Wednesday, November 9th, 2011

You don’t have to be a rocket scientist or a mechanical engineer to troubleshoot – and possibly diagnose – the problems with your boiler when its heating performance is erratic or non-existent in your Bedford home.

The good thing about boilers is that they are typically reliable and long-lasting. There aren’t a lot of working parts that can break down and cause problems, compared to other home heating equipment. When problems do arise, they are usually related to the expansion tank or circulating pumps. But a problem can be much simpler – like a tripped circuit breaker.

The most common problems can be noise, no heat, or poor/erratic heating. Before calling a qualified heating and cooling professional, take a moment to see if you can figure out the what’s wrong.

If you have a noisy boiler it might be because of two things – a faulty circulating pump or water trapped in the return lines. If the pump breaks it will make a loud noise when its motor runs. Water can be trapped in the return lines, which may require “re-pitching” the lines to allow for a flow back to the boiler. You may be able to adjust the flow by positioning hangers on the piping but replacing a pump is better left to a professional.

If your boiler is producing no heat, it could be because of something as simple as a circuit breaker being tripped or a fuse being blown. Check your circuit breakers and fuse and reset or replace if necessary. Is your boiler thermostat in the heat mode? It should be but if it isn’t, make the switch. If your boiler has a standing pilot you should check to see if it is lit and if not, re-light it.

Other problems would take a professional to fix. For example, no heat can be traced to low water levels in the boiler. The boiler should always be half-full of water and if it isn’t, it is likely because of leaks or a faulty pressure reducing valve. Don’t try and fix the problem by yourself.

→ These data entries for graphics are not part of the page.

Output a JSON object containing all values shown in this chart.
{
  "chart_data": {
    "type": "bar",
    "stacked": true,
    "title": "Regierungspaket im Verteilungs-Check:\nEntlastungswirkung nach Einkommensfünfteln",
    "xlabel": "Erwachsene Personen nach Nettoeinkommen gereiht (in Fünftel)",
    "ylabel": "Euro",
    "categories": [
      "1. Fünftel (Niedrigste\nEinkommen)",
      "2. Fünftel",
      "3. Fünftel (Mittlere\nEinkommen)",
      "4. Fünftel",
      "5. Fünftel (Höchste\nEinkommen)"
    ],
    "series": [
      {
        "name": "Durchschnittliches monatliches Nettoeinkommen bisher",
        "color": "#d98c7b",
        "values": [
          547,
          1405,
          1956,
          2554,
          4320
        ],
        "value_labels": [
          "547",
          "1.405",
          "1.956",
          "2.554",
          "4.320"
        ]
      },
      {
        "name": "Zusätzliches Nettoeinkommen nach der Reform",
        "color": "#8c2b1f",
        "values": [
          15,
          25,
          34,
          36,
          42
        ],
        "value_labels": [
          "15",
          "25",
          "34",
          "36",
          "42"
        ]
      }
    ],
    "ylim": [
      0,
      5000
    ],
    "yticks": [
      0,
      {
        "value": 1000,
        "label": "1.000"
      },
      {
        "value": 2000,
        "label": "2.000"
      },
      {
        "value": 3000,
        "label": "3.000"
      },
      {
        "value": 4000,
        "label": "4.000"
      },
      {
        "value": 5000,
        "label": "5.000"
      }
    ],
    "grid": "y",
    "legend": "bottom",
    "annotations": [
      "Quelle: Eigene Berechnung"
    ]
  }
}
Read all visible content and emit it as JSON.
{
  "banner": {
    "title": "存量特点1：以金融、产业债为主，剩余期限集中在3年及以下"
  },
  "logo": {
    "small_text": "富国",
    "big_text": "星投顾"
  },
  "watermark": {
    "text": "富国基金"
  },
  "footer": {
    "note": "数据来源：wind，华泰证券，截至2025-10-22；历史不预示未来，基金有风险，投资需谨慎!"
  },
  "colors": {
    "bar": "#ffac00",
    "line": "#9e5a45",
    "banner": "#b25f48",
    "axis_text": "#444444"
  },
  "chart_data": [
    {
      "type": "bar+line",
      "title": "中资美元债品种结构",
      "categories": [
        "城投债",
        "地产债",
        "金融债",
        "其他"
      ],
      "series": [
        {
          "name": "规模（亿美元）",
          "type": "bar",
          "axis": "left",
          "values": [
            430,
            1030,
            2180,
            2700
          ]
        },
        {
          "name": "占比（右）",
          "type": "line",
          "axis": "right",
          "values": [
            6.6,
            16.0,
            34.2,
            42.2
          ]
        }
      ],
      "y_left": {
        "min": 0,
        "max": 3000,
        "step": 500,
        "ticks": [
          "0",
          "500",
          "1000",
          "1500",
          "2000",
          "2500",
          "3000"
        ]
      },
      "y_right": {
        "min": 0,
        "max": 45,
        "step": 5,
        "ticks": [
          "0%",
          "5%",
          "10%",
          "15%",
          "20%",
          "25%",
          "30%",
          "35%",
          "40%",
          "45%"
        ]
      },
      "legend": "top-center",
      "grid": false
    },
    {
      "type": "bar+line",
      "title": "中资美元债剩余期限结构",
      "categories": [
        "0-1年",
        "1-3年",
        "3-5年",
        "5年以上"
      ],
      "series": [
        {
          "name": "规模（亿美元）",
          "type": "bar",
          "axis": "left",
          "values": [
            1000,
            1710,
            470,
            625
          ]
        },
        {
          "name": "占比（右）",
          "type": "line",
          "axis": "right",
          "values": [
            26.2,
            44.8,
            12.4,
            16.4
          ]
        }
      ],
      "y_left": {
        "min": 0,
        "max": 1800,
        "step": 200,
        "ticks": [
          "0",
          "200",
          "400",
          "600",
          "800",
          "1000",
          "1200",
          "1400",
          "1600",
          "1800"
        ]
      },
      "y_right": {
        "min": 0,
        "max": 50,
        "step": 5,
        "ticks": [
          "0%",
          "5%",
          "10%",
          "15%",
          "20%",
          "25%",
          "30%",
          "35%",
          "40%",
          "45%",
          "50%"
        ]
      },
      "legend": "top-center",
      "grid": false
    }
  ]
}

Low water levels may not cause the boiler to lose its heating capabilities, but may cause fluctuations in its heating capacity. Again, it is advisable to call a professional to diagnose and fix the problem. Poor heating can also be traced to mineral deposits in the boiler. Consult your owner’s manual on instructions how to flush out the boiler.

As always, read the owner guide or operating manual for your boiler. You should get some good tips on proper maintenance and troubleshooting. And have the phone number of a qualified professional taped to your boiler – just in case.